/Chem-prop-pred

Repository for predicting conductivities through Arrhenius parameters for polymer electrolytes.

Primary LanguagePythonMIT LicenseMIT

ChemPropPred

Repository for predicting conductivities through Arrhenius parameters for polymer electrolytes using a modified version of the original chemprop model described in Analyzing Learned Molecular Representations for Property Prediction and available at https://github.com/chemprop/chemprop. The original model was modified to incorporate Arrhenius behavior in its predictions to improve its performance on electrolyte prediction tasks, although it can be applied to any system that follows Arrhenius behavior. All arguments necessary to operate the model with Arrhenius behavior are described under Running Arrhenius Chemprop. Portions of the original chemprop readme are kept intact below for reference during implementation.

Installation Steps

  1. git submodule init
  2. git submodule update
  3. cd chemarr
  4. conda env create -f environment.yml
  5. conda activate chemprop (Name of the environment variable in the yml file, can be changed)
  6. pip install -e .
  7. cd ../
  8. pip install -e . (Installs the files necessary to launch the training)

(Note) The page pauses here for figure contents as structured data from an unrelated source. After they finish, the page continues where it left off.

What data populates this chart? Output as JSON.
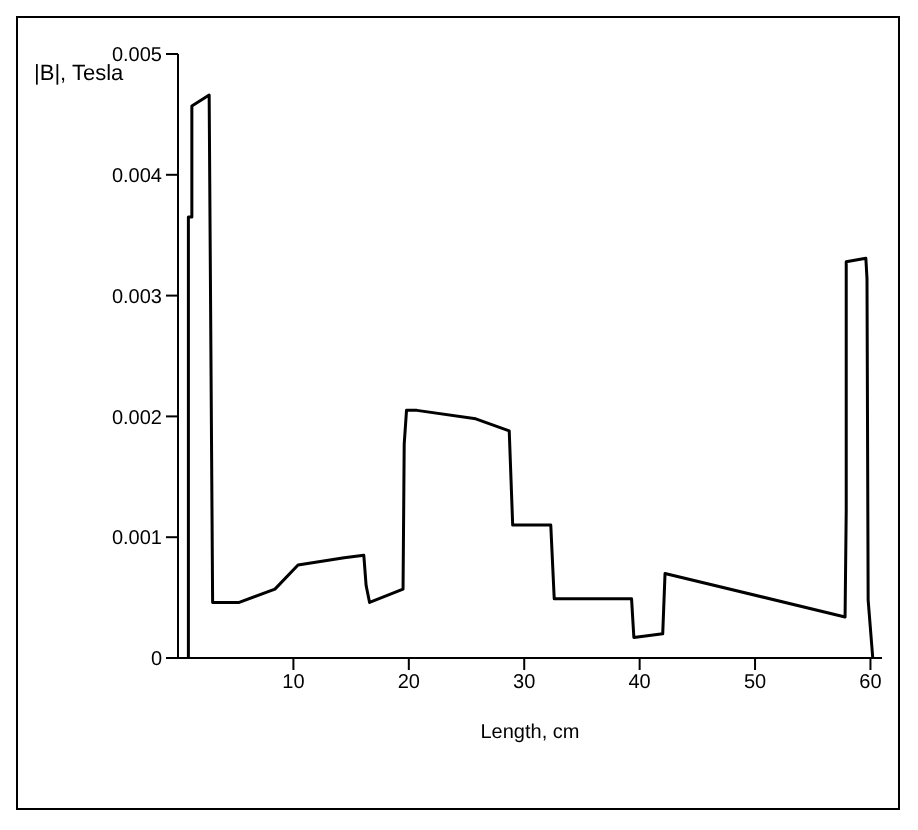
{
  "chart_data": {
    "type": "line",
    "xlabel": "Length, cm",
    "ylabel": "|B|, Tesla",
    "x": [
      0.9,
      0.9,
      1.2,
      1.2,
      2.7,
      3.0,
      5.3,
      8.4,
      10.4,
      14.4,
      16.1,
      16.3,
      16.6,
      19.5,
      19.6,
      19.8,
      20.7,
      25.8,
      28.7,
      29.0,
      32.3,
      32.6,
      39.3,
      39.5,
      42.0,
      42.2,
      57.8,
      57.9,
      57.9,
      59.6,
      59.7,
      59.8,
      60.2
    ],
    "series": [
      {
        "color": "#000000",
        "values": [
          0,
          0.00365,
          0.00365,
          0.00457,
          0.00466,
          0.00046,
          0.00046,
          0.00057,
          0.00077,
          0.00083,
          0.00085,
          0.0006,
          0.00046,
          0.00057,
          0.00177,
          0.00205,
          0.00205,
          0.00198,
          0.00188,
          0.0011,
          0.0011,
          0.00049,
          0.00049,
          0.00017,
          0.0002,
          0.0007,
          0.00034,
          0.00122,
          0.00328,
          0.00331,
          0.00314,
          0.00048,
          0
        ]
      }
    ],
    "xlim": [
      0,
      61
    ],
    "xticks": [
      10,
      20,
      30,
      40,
      50,
      60
    ],
    "ylim": [
      0,
      0.005
    ],
    "yticks": [
      0,
      0.001,
      0.002,
      0.003,
      0.004,
      0.005
    ],
    "grid": false,
    "legend": false,
    "marker": "none",
    "line_style": "solid"
  }
}
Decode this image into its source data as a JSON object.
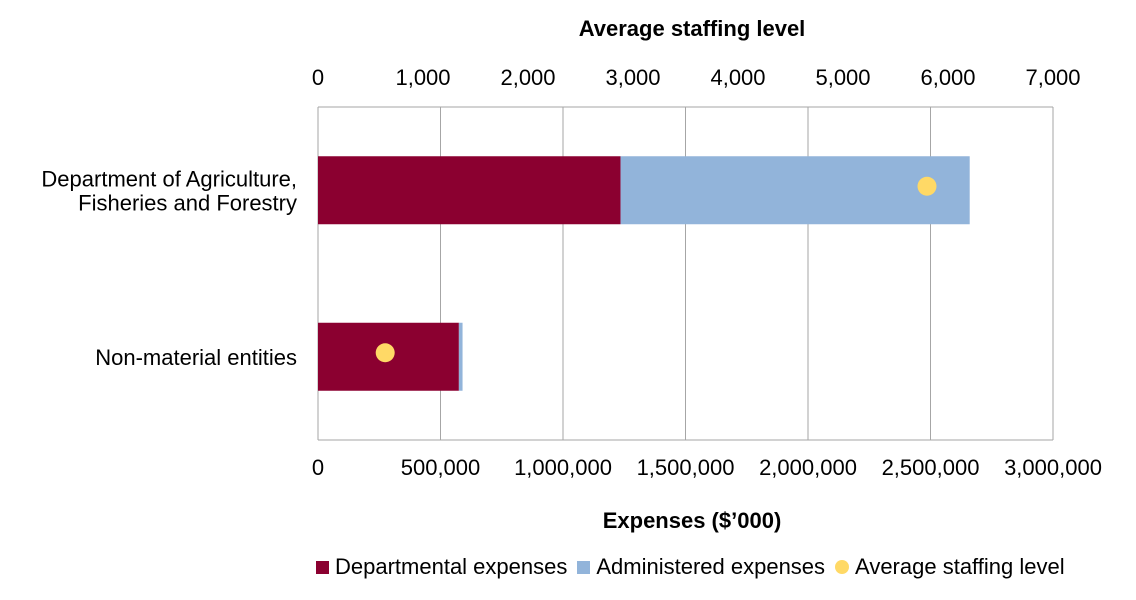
{
  "chart_data": {
    "type": "bar",
    "orientation": "horizontal",
    "stacked": true,
    "categories": [
      "Department of Agriculture,\nFisheries and Forestry",
      "Non-material entities"
    ],
    "series": [
      {
        "name": "Departmental expenses",
        "values": [
          1235000,
          575000
        ],
        "color": "#8B0030"
      },
      {
        "name": "Administered expenses",
        "values": [
          1425000,
          15000
        ],
        "color": "#92B4DA"
      }
    ],
    "secondary_series": {
      "name": "Average staffing level",
      "type": "scatter",
      "values": [
        5800,
        640
      ],
      "color": "#FFD966"
    },
    "title": "Average staffing level",
    "xlabel": "Expenses ($’000)",
    "x2label": "Average staffing level",
    "xlim": [
      0,
      3000000
    ],
    "x2lim": [
      0,
      7000
    ],
    "xticks": [
      "0",
      "500,000",
      "1,000,000",
      "1,500,000",
      "2,000,000",
      "2,500,000",
      "3,000,000"
    ],
    "x2ticks": [
      "0",
      "1,000",
      "2,000",
      "3,000",
      "4,000",
      "5,000",
      "6,000",
      "7,000"
    ],
    "grid": true,
    "legend_position": "bottom"
  }
}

Scripts and paper reproduction

train_and_plot_cv_models.py is a python script that will create a 10fold cross validation split for training the model and reproducing the parity plots from the paper.

You can run python train_and_plot_cv_models.py --help to see the possible commands of training. In general the default arguments are set to false, so running the script without any inputs will make nothing happen. To reproduce the parity plot created in the paper one can run python train_and_plot_cv_models.py --make_data true --train_predict true --plot_parity true Though all of these commands can be run separately to test and analyze the separate steps of creating the cross validated data sets, the training and the prediction.

train_pred_polyinfo.py is a script that will train the model on all of the training data and use them to predict on the polymers that were scrapped from the PolyInfo database. You can run python train_pred_polyinfo.py --help to see the possible commands of predicting on the PolyInfo dataset. To create the datasets, train the model and predict the conductivities of the PolyInfo dataset run python train_pred_polyinfo.py --make_data true --train_predict true --polyinfo_datafiles true

For both training procedures the usage of GPU's has been by default turned off, can be enabled by having a --gpu argument flag.

To see information on how to use your own data with these models, how to train the models more customly check it at the ChemArr repo.